Faculté de Sciences Ecclésiales

Mot du Doyen

 

      Nous sommes en Faculté des Sciences Ecclésiales. Le terme "Ecclésial" place bien nos étudiants, tant les séminaristes, que les laïcs, dans cette dynamique du service ecclésial. D'un côté, les séminaristes suivent la théologie pour servir l'Eglise et d'un autre, les laïcs suivent des cours plus adaptés en théologie pratique, qu'elle soit au service de la pastorale, de la catéchèse ou de l'enseignement social de l'Eglise. D'autres enfin, se contentent d'une culture religieuse générale nécessaire dans le domaine des connaissances.

    Cet aspect nous situe bien dans un "nous" ecclésial. Nos étudiants sont déjà, pour certains, et seront, pour d'autres, au service de la foi, de sa transmission au niveau pastoral, catéchétique ou au niveau de l'enseignement social de l'Eglise. Ce que nous cherchons c'est d'être les plus proches de l'actualité de la foi vécue et de la dynamique de sa transmission.

      D'où l'importance des stages pratiques et des mémoires qui se préparent dans ce sens-là. Loin de l'unique enthousiasme spirituel piétiste, les laïcs qui se sont engagés avec nous veulent acquérir des compétences afin de mieux être au service de l'Eglise diocésaine locale. Ils peuvent y arriver si on leur donne les moyens d'une bonne culture générale  et en forgeant des outils pour la catéchèse selon les normes de la Commission épiscopale pour la catéchèse. 
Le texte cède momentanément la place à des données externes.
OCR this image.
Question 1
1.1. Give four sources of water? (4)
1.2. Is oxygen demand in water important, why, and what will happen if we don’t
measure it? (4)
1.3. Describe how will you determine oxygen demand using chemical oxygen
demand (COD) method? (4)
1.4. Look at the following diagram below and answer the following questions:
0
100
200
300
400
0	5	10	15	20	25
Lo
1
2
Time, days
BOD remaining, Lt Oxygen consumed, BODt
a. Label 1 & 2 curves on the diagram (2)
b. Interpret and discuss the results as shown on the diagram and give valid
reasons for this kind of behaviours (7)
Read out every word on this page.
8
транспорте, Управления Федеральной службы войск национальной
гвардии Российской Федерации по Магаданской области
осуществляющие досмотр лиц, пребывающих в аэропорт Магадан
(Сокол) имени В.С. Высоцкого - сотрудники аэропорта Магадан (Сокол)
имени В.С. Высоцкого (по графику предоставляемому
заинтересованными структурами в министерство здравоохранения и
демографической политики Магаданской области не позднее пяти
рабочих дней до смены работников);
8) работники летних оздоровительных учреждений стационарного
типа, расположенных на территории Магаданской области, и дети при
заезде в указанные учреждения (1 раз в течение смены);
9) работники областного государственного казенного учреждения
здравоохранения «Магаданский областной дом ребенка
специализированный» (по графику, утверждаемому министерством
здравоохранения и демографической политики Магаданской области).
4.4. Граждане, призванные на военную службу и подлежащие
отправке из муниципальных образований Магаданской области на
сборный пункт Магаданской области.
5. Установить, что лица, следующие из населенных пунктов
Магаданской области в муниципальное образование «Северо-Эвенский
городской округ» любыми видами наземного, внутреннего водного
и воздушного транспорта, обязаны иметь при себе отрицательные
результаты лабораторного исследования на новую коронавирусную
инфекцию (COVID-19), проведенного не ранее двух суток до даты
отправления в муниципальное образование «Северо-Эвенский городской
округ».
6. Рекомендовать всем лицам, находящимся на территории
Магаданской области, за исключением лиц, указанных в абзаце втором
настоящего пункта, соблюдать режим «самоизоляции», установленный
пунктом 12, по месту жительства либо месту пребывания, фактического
   Si la théologie nous aide à forger l'acte catéchétique par excellence, en élevant une voie commune avec l'apôtre : "Malheur à moi si je ne prêche pas"; elle veut former également ceux qui répondent à l'appel du Seigneur : "Viens, suis-moi", et se mettent à la disponibilité ecclésiale du diocèse de Beyrouth.

      Nous sommes une Faculté de "sciences ecclésiales". Certains laïcs m'ont fait la remarque suivante : nous avons découvert en trois ans que "croire" c'est intelligent ! Croire est bien plus qu'un simple piétisme, un coup de cœur. C'est une prise de position rigoureuse face au profond mystère qui anime notre vie. Cette fonction nous oblige à dialoguer avec les cultures, les religions et les différentes disciplines scientifiques. Aucun des laïcs ici présents ne soupçonnait, quand il s'est engagé il y a trois ans dans la Faculté la profondeur du patrimoine et le vaste champs des connaissances dans les domaines de l'Écriture Sainte, de la théologie, de la liturgie, de l'histoire, de l'éthique ou de la morale, et j'en passe… enfin tout ce qui fait la richesse insondable de l'histoire et des multiples dons de l'Esprit-Saint à travers les siècles. Certes le XXIe siècle nous présente aussi des défis nouveaux qui partent sur les conséquences de la révolution technologique et  de la globalisation. Sommes-nous prêts à les affronter comme nos pères avaient affronté les querelles christologiques, la vacance du siège d'Antioche, et d'autres questions de l'actualité culturelles et religieuses.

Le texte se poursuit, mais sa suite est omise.